Hadith, meaning literally “narrative” or “talk,” is the name for the traditional accounts of the Prophet Muhammad’s words and deeds, and his reactions to the behavior and statements of others. Hadith is second only to the Quran as a source for jurisprudence, ritual, theology, and other areas of Islamic life. Hadith assumed this role as a comprehensive body of tradition, and as a defined discipline of study, over the course of generations.

As the Islamic empire expanded following the Prophet Muhammad’s death in 632, the companions (ṣaḥāba) of the Prophet recounted stories of his life to each other and to the large number of new converts to the religion. Facing new ritual and other problems that could not be resolved by reference to the Quran alone, Muslims turned to these traditions as a source of authority, looking to find in the Prophet’s words and deeds guidance in all spheres of life, from diet to politics. This led to an exponential growth in the number of traditions, many of which were suspected of being inauthentic. An elaborate science of hadith developed in response. Scholars worked to identify reliable transmitters and traditions, and to set aside those deemed untrustworthy.

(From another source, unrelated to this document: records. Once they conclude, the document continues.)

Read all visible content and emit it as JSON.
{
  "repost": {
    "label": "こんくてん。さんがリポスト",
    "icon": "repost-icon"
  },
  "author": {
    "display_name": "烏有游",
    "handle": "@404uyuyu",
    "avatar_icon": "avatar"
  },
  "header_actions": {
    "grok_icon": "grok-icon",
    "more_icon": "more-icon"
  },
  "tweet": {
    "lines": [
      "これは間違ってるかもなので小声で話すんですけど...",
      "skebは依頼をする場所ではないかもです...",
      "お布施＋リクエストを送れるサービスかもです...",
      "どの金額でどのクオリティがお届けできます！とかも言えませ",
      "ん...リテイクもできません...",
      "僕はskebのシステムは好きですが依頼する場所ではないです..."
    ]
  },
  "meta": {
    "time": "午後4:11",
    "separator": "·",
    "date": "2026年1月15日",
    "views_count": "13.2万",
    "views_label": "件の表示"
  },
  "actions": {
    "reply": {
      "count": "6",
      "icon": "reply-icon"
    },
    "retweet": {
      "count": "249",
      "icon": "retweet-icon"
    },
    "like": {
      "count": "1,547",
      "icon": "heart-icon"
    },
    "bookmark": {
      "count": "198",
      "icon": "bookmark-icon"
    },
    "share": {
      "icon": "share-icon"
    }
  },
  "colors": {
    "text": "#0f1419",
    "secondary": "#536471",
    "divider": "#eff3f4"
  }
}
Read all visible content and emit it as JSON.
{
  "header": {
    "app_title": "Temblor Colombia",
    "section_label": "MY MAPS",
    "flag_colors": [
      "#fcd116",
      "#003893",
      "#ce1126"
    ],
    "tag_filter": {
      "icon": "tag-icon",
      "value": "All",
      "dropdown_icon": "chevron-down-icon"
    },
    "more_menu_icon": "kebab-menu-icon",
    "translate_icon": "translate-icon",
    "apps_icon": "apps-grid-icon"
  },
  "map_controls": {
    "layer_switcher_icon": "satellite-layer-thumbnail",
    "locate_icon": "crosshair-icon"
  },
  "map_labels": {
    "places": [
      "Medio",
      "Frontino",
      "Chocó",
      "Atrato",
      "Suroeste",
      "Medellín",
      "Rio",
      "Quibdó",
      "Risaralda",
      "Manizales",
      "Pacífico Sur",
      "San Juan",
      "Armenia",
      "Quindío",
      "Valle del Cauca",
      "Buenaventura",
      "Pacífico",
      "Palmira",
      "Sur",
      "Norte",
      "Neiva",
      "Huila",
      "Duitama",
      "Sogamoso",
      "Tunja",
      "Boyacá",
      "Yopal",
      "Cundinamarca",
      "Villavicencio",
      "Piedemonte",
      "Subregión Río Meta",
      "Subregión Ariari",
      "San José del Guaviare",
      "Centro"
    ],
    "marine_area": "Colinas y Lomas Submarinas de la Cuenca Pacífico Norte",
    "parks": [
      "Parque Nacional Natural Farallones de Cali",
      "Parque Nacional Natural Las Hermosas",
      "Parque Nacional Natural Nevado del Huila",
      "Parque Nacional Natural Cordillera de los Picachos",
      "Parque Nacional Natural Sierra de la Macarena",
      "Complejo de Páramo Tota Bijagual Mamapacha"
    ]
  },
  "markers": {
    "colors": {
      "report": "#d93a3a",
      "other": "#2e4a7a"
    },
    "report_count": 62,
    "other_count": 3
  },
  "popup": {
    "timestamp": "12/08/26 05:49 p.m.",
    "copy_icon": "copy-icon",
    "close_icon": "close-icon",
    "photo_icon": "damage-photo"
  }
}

By the early ninth century, hadith had assumed the form we know it today. The text (matn) of the hadith is accompanied by a chain of tradition (isnād), naming each transmitter back to the individual who him- or herself saw or heard the Prophet. Over the course of that century, the first written collections of hadith, arranged by subject, were compiled. Of these, six became the most authoritative among Sunni Muslims: those by al-Bukhārī (810-870), Muslim (d. 875), Abū Dā’ūd (d. 889), al-Tirmidhī (824-892), al-Nasāʾī (829-915), and Ibn Māja (d. 886). These books are revered by the Sunnis. The Shi'is developed a parallel Hadith tradition, which relies on other sources, due to Shi'ite hostile attitude to many of the Prophet's companions. 

The oral nature of hadith transmission placed great importance on hearing the tradition directly from authoritative teachers, and through the most reliable chains of transmission. Indeed, this was one of the primary motivations for the many scholars who embarked on quests in pursuit of knowledge across regions and continents, creating in the process dynamic networks connecting Muslim communities from Spain to Central Asia.

In the Library collection you can find a rich and diverse corpus of digitized hadith manuscripts, from magnificent canonical collections, produced for royal libraries;, to locally produced "notebooks," which were used for the practical study and documentation of traditions. The Library also holds a vast collection of scholarly research on the topic.